Non più, tutto ascoltai

Non più, tutto ascoltai
CompositoreWolfgang Amadeus Mozart (testo di Lorenzo Da Ponte)
Tonalitàdo maggiore, si bemolle maggiore
Tipo di composizionerecitativo e aria da concerto
Numero d'operaK 490
Epoca di composizioneVienna, 10 marzo 1786
Prima esecuzioneVienna, Palazzo Auersperg (in Idomeneo), 23 marzo 1786; tenore barone Pulini, violino obbligato August Hartzfeld
PubblicazioneSimrock, Bonn 1805 (con Idomeneo)
AutografoNationalbibliothek di Berlino
Durata media12 minuti
Organico

La scena con rondò Non più, tutto ascoltai K 490, composta in realtà del recitativo citato e dell'aria Non temer, amato bene, fu inserita da Wolfgang Amadeus Mozart come nuovo inizio del secondo atto del suo Idomeneo nel marzo 1786 quando quest'opera doveva essere rappresentata privatamente nel palazzo del principe Auersperg.

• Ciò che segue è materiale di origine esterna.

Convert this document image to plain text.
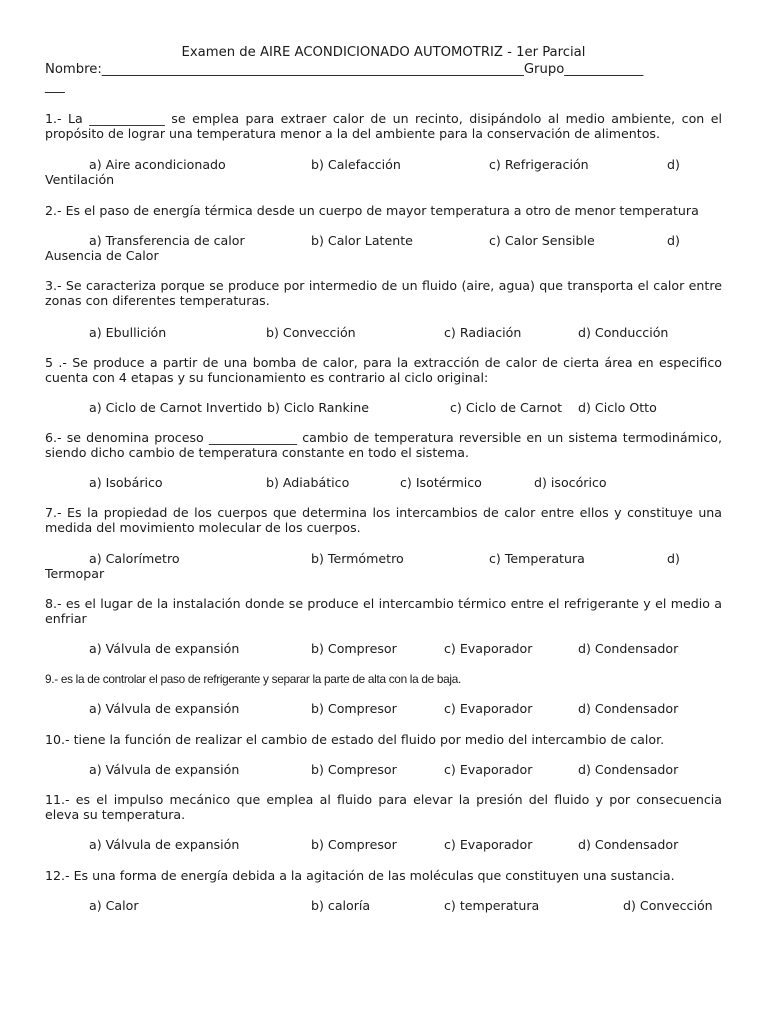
Examen de AIRE ACONDICIONADO AUTOMOTRIZ - 1er Parcial
Nombre:________________________________________________________________Grupo____________
___
1.- La ____________ se emplea para extraer calor de un recinto, disipándolo al medio ambiente, con el propósito de lograr una temperatura menor a la del ambiente para la conservación de alimentos.
a) Aire acondicionado	b) Calefacción	c) Refrigeración	d)
Ventilación
2.- Es el paso de energía térmica desde un cuerpo de mayor temperatura a otro de menor temperatura
a) Transferencia de calor	b) Calor Latente	c) Calor Sensible	d)
Ausencia de Calor
3.- Se caracteriza porque se produce por intermedio de un fluido (aire, agua) que transporta el calor entre zonas con diferentes temperaturas.
a) Ebullición	b) Convección	c) Radiación	d) Conducción
5 .- Se produce a partir de una bomba de calor, para la extracción de calor de cierta área en especifico cuenta con 4 etapas y su funcionamiento es contrario al ciclo original:
a) Ciclo de Carnot Invertido b) Ciclo Rankine	c) Ciclo de Carnot d) Ciclo Otto
6.- se denomina proceso ______________ cambio de temperatura reversible en un sistema termodinámico, siendo dicho cambio de temperatura constante en todo el sistema.
a) Isobárico	b) Adiabático	c) Isotérmico	d) isocórico
7.- Es la propiedad de los cuerpos que determina los intercambios de calor entre ellos y constituye una medida del movimiento molecular de los cuerpos.
a) Calorímetro	b) Termómetro	c) Temperatura	d)
Termopar
8.- es el lugar de la instalación donde se produce el intercambio térmico entre el refrigerante y el medio a enfriar
a) Válvula de expansión	b) Compresor	c) Evaporador	d) Condensador
9.- es la de controlar el paso de refrigerante y separar la parte de alta con la de baja.
a) Válvula de expansión	b) Compresor	c) Evaporador	d) Condensador
10.- tiene la función de realizar el cambio de estado del fluido por medio del intercambio de calor.
a) Válvula de expansión	b) Compresor	c) Evaporador	d) Condensador
11.- es el impulso mecánico que emplea al fluido para elevar la presión del fluido y por consecuencia eleva su temperatura.
a) Válvula de expansión	b) Compresor	c) Evaporador	d) Condensador
12.- Es una forma de energía debida a la agitación de las moléculas que constituyen una sustancia.
a) Calor	b) caloría	c) temperatura	d) Convección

In questa rappresentazione privata, il barone Pulini doveva interpretare la parte tenorile; al conte Augus Hartzfeld, più che buon musicista e amico di Mozart, era riservata la parte di violino obbligato. Si trattava quindi di dilettanti ed a questi erano riservate le parti aggiunte all'opera.
Questo fatto è in ogni caso meno importante della maturazione e del conseguente diverso linguaggio raggiunto da Mozart a distanza di cinque anni dalla composizione dell'Idomeneo. Le parti aggiunte sono piuttosto affini a Le nozze di Figaro opera a cui stava lavorando il compositore. Da tutto ciò scaturisce l'odierno rifiuto ad inserire queste parti nella rappresentazione dell'opera risultando le stesse musicalmente poco coerenti con il resto dell'opera. Questi inserti risultano inoltre sufficientemente indipendenti, quasi fossero stati pensati per un concerto vocale ed in questa veste trovano oggi la loro migliore collocazione.

Mozart in una lettera inviata al padre parla di Non più, tutto ascoltai .... come di una scena con rondò. In verità solo la parte più animata può essere ricondotta ad un rondò mentre per il tema principale è senz'altro più consona la definizione di gavotta che più si addice alla teatralità e drammaticità della scena.

La scena vede Idamante che dichiara in suo amore per Ilia che in cuor suo crede che egli ami Elettra alla quale sembrano portarlo le circostanze e la volontà del padre Idomeneo.
Si tratta dunque di un'aria d'amore che inizia con un ampio recitativo in Do maggiore in cui l'orchestra è rappresentata solamente dagli archi. Il sentimento di Idamante si evolve ed il recitativo passa attraverso varie fasi (allegro, adagio, andante, allegro assai, andante) per condurci all'aria in cui agli archi si aggiungono i clarinetti, i fagotti, i corni ed il violino obbligato che introduce il tema principale.
Il violino seguirà la voce con vari arabeschi sino alle parole "Non mi posso ...", momento dal quale rivestirà il ruolo di semplice accompagnamento. Si torna quasi ad un recitativo che introduce la fase più concitata. Il violino solo introdurrà il tema "Alme belle che vedete le mie pene" mantenendo un ruolo primario sino alla fine dell'aria a sostegno e valorizzazione della parte vocale.